Mü’min kuldan beklenen îman, ihlâs ve gayrettir. Kul çalışır, çırpınır, alınteri döker, ümitsizliğe kapılmaz ve çalışmalarının karşılığını sâdece Cenâb-ı Hakk’tan bekler. Ümitsizliğin sebeplerinden biri başarısız olmak ya da başarısız olduğumuzu zannetmektir.

Başarı Allah’tandır

Gerçek başarı, temel prensiplerden tâviz vermeden planlanan hedefe ulaşabilmektir. İmtihan dünyâsında “imtihan içinde imtihan” yaşayan kul, Allâh’ın izniyle, başarma azmiyle dolu olmalıdır.

Rızık Kazanma Noktasında Ümitsizliğe Yer Yoktur

Bizim inancımıza göre rızık Allah’tandır. Asıl rızık verici olan Cenâb-ı Hakk’tır. İnsanlar, kurumlar, fabrikalar ve diğer işyerleri rızık konusunda sâdece birer vesîle ve araçtırlar. Allah yeryüzündeki bütün canlıların rızkını taahhüd etmiştir: “Yeryüzünde yürüyen hiçbir canlı yoktur ki rızkı Allâh’a âit olmasın.”

Şifâ Allah’tandır

Sağlık, âfiyet ve şifânın Allah’tan olduğuna inanan mü’min, bütün tedâvi tedbirlerini aldıktan sonra Allâh’a teslîm olmalı, şifâyı sâdece O’ndan beklemelidir.

Yardım Allah’tandır

Kitâbımıza göre mü’min kul, kendisi gibi fânî olan varlıklardan yardım dilemez. Müslüman, sâdece Allah’tan yardım diler. Bizler her gün, her namazın her rekâtında okuduğumuz Fâtiha ile bu inancımızı ve şuurumuzu yenileriz: “Biz ancak Sana ibâdet eder ve ancak Sen’den yardım dileriz.”9 Fâtiha, 1/5.

 “Allah kendi dînine yardım edenlere muhakkak yardım eder.”10 Hacc, 22/40.

Zafer Allah’tandır

“Allah sizlerden îmân edenlere ve güzel amel işleyenlere şu vaadde bulundu:

- Kendilerinden öncekileri yeryüzüne hâkim kıldığı gibi onları da yeryüzüne hâkim kılacak,

- Kendileri için râzı olduğu dinlerini tamâmen yerleştirecek,

- Korku döneminden sonra bunun yerine onlara güven verecektir.”12 Nûr, 24/55

Çözüm: Allâh’a Güvenmektir

Ümitsizliğin, çâresizliğin, tükenmişliğin, karamsarlığın ilacı: Güçlü bir îman, sarsılmaz bir tevekkül sâhibi olmak; Allâh’a (cc) sonsuz güven duymak; sebeplere sarılıp gayrete devâm etmek ve netîceyi Allâh’a havâle etmektir.

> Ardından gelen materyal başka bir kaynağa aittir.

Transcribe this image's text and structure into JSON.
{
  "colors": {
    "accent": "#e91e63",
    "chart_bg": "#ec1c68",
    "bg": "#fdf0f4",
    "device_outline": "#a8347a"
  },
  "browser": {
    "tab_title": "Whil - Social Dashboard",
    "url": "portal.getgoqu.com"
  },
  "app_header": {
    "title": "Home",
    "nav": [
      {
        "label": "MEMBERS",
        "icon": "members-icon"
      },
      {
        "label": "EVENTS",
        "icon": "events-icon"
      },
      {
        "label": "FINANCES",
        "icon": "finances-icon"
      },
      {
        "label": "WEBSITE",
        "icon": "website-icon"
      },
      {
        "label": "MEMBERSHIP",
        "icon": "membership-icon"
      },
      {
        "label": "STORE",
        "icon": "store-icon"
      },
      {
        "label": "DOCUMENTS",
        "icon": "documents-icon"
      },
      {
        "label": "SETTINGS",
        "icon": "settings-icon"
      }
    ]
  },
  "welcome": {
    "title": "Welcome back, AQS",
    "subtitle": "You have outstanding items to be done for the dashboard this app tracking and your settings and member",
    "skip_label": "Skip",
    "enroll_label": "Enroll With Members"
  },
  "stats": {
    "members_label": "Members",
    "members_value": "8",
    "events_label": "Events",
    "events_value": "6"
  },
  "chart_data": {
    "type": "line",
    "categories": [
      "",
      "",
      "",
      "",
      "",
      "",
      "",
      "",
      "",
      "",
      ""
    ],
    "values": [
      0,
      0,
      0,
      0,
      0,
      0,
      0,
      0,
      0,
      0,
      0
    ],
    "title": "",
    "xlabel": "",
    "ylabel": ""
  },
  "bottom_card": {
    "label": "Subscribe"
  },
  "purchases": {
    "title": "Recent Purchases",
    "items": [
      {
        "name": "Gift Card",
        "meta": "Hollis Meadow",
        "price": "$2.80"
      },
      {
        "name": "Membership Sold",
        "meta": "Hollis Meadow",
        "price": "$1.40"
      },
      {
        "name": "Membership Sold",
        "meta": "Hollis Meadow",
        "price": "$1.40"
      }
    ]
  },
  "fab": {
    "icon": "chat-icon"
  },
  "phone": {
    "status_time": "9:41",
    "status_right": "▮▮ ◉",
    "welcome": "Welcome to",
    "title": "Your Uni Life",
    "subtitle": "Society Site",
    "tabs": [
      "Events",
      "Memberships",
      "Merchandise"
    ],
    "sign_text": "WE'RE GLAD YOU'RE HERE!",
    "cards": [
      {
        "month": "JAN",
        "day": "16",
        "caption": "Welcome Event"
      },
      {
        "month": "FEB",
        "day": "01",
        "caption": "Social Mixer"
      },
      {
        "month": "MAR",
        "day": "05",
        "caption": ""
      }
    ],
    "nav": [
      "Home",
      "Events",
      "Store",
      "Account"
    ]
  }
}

Îman kişiye ümit, canlılık ve dinamizm verir. Îman gücü irâdeyi güçlendirir. Îman gücü kişiyi motive eder.Ümitsizliğe ve karamsarlığa kapılarak İslâmî çalışmaları terk etmenin, toplumdan uzak bir hayat yaşamanın, cemâate küserek yalnızlığa çekilmenin sorumluluğu basit bir sorumluluk değildir.  

Hz. Ebubekir Efendimiz’in (ra) halîfeliği döneminde Müslümanların bir bölümü dîninden dönmüş, peygamberlik iddia edenler çıkmış, zekâtı vermeyi reddeden kimseler görülmüştü. Bu olaylar karşısında Hz. Ebubekir (ra) kesinlikle ümitsizliğe düşmemiş, olayları sabır ve metânetle, îman ve itidâlle karşılamıştı. O günlerde Hz. Ebubekir’in (ra) söylediği şu söz dâimâ kulaklarımızda yankılanmalıdır: “Ben sağ olduğum müddetçe bu din nasıl ortadan kalkar?”

MoğoIIar Bağdat’ı işgâl ettiklerinde yüzbinlerce kişiyi öldürmüşler, kütüphâneleri tâlân etmişler, ilim ehlinin göz nûru döktükleri eserleri katletmişlerdi. Ümitler kaybolmuş, artık İslâm’ın yeniden dünyâya hâkim olması “hayâl” olarak nitelenir olmuştu. Ama Allâh’ın rahmeti yine tecellî etmiş, kuru toprağa can veren, ölüden diriyi, diriden ölüyü çıkartan Allah (cc) yeni nesillere canlılık ve dinamizm ihsân etmiş, İslâm medeniyeti insanlığa sevgi ve rahmet mesajını sunmaya devâm etmişti.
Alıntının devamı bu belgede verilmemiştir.